The changes matter because the system prompt is the hidden rulebook that determines how Claude interprets user requests, prioritises safety, and allocates compute. By making the prompt public, Anthropic offers developers a rare glimpse into the levers that steer model performance, a transparency move unmatched by other major labs. The stricter instruction set reduces “hallucination” on complex software‑engineering queries, a claim backed by Anthropic’s own benchmarks that show Opus 4.7 outperforming 4.6 on the toughest coding challenges. The new tokenizer also alters token accounting, meaning existing API calls may see different cost calculations and token limits.
Beyond the prompt, Opus 4.7 adds high‑resolution image handling up to 3.75 MP and introduces an “xhigh” effort tier that allocates extra compute for demanding tasks. These upgrades broaden Claude’s appeal for visual‑heavy workflows and for enterprises that need deeper reasoning without sacrificing speed.

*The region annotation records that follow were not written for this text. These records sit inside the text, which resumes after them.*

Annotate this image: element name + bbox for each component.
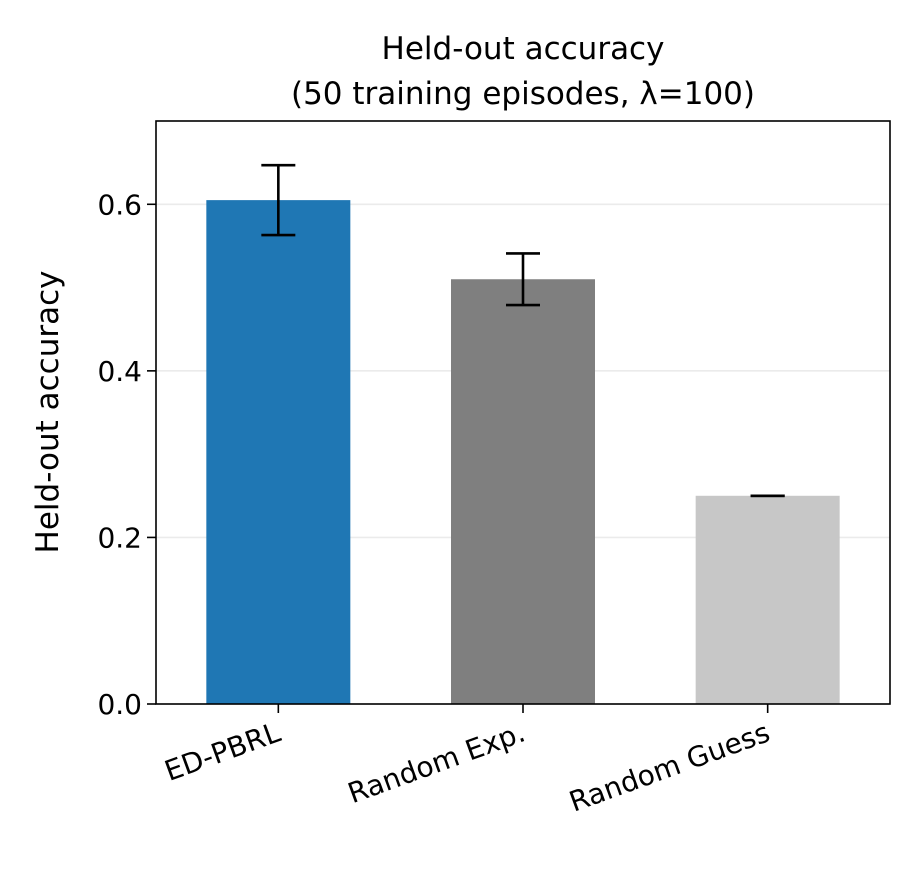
- x-ticks: ED-PBRL Random Exp. Random Guess: [160, 704, 774, 819]
- y-tick-label: 0.2: [97, 521, 142, 554]
- y-tick-label: 0.6: [97, 188, 142, 221]
- bar: [695, 495, 840, 704]
- y-axis-label: Held-out accuracy: [30, 271, 66, 554]
- bars: [206, 200, 840, 704]
- x-tick-label: Random Exp.: [344, 716, 530, 811]
- y-tick-label: 0.0: [97, 688, 142, 721]
- chart-title-line1: Held-out accuracy: [382, 31, 665, 67]
- chart-title-line2: (50 training episodes, λ=100): [291, 76, 755, 112]
- bar: [206, 200, 351, 704]
- x-tick-label: ED-PBRL: [160, 715, 285, 787]
- y-tick-label: 0.4: [97, 355, 142, 388]
- bar: [451, 279, 595, 704]
- y-ticks: 0.0 0.2 0.4 0.6: [97, 188, 156, 721]
- x-tick-label: Random Guess: [565, 716, 774, 819]
- error-bars: [261, 163, 785, 498]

What to watch next is how the community reacts to the disclosed prompt. Early adopters are likely to experiment with prompt‑engineering hacks, while competitors may feel pressure to follow Anthropic’s transparency playbook. Analysts will also monitor whether the new tokenizer reshapes pricing models and whether the stricter instruction regime impacts the model’s flexibility in creative domains. The next model update, slated for later this year, will reveal whether Anthropic can sustain the performance gains while keeping the prompt open for scrutiny.